En conséquence, l'accord négocié entre Bouygues et Orange dépendra également de la bonne volonté de Free d'accepter ou non le deal. Pour que l'accord soit validé, il faudra qu'Orange procède à un équilibrage immédiat de ses activités, l'accord devant prétexter l'ensemble des négociations avec Bouygues, mais aussi un volet sur la cession d'une partie des actifs aux autres acteurs du marché.

Free dispose ainsi de la meilleure place : sans son accord, la négociation engagée entre les deux poids lourds ne servira à rien. En d'autres termes : Orange devra revendre une partie du réseau ou des boutiques de Bouygues à Free. Mais si Free décide que le prix de vente est trop élevé et décide de ne pas accepter l'offre, alors le rachat de Bouygues ne pourra pas se faire.

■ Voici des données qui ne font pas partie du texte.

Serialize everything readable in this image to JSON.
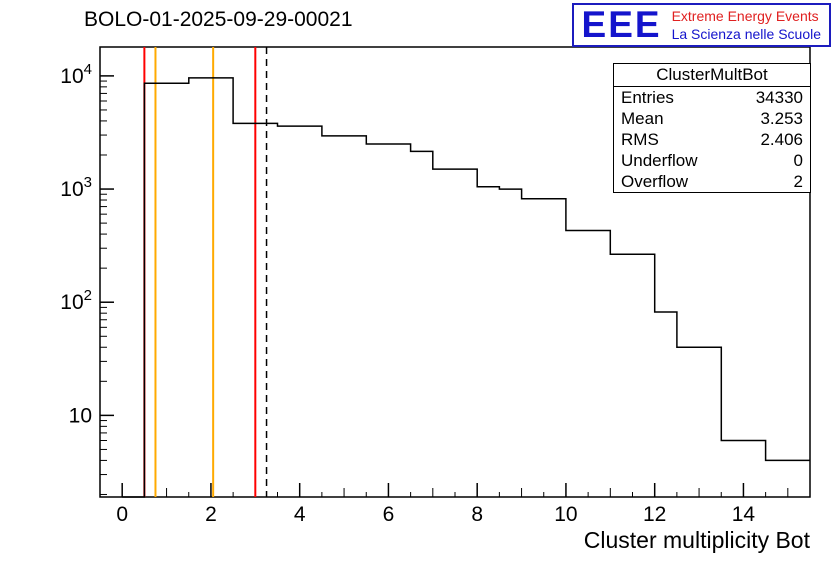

Dans cette position, c'est bien Free Mobile qui tire les cartes et fait la pluie et le beau temps sur le marché.

Orange stéphane richard

D'un autre côté, si les négociations entre Orange et Bouygues ne vont pas plus loin, Bouygues devrait continuer à chercher à revendre ses actifs dans la téléphonie. Malheureusement pour le groupe, l'offre de 10 milliards d'euros proposée par Free Mobile au printemps 2014 risque de ne plus être au gout du jour. Bouygues se retrouve coincé, d'autant que la santé de l'opérateur n'a eu de cesse de se dégrader entre temps... Pas question donc de maintenir une offre alors que le contenu proposé a perdu en valeur... Bouygues devra donc s'aligner sur les tarifs proposés, ou continue sa lente agonie.

Malgré tout, Free Mobile ne jouera pas non plus trop longtemps au plus fin, car l'idée de récupérer les fréquences de Bouygues reste alléchante et permettrait à l'opérateur de gagner deux ans sur son calendrier de déploiement, voire plus, compte tenu de la difficulté croissante des opérateurs à implanter de nouvelles antennes en ville, notamment du fait de l'opposition des bailleurs et des actions de diverses associations de protection contre la prolifération des ondes radio néfastes.

Free devra également prendre en compte les économies réalisées par ce type d'acquisition : l'achat de nouvelles fréquences et antennes lui permettra enfin de mettre un terme à l'itinérance payée au prix fort à Orange.

Reste que Free a mis les bouchées doubles ces derniers mois pour étendre son réseau, et les besoins de l'opérateur sont désormais moindres qu'au moment des premières négociations avec Bouygues.

D'ailleurs, la vente récente des lots de fréquences basses sur la bande des 700 MHz a changé la donne, et désormais, Free est passé devant SFR Numéricable au niveau des sites 4G.

Finalement, les négociations pourraient ne pas véritablement avoir la France en ligne de mire, mais plutôt une dimension internationale : Xavier Niel a récemment acquis 15% d'options sur le capital de Telecom Italia, un opérateur convoité par Orange.

Les parts de Telecom Italia de Free Mobile pourraient ainsi se présenter comme une monnaie d'échange dans la transaction. Reste à savoir si Xavier Niel souhaite maintenir ses positions à l'international ou si le rachat était bel et bien stratégique par rapport à Orange.

Selon Stéphane Dubreuil, président de Stallych Consulting, Orange pourrait être le grand perdant dans les négociations : " Le groupe devra à la fois gérer la question sociale et la revente à la découpe de Bouygues Telecom, sans aucun avantage si ce n'est l'élimination d'un concurrent, c'est faible au final."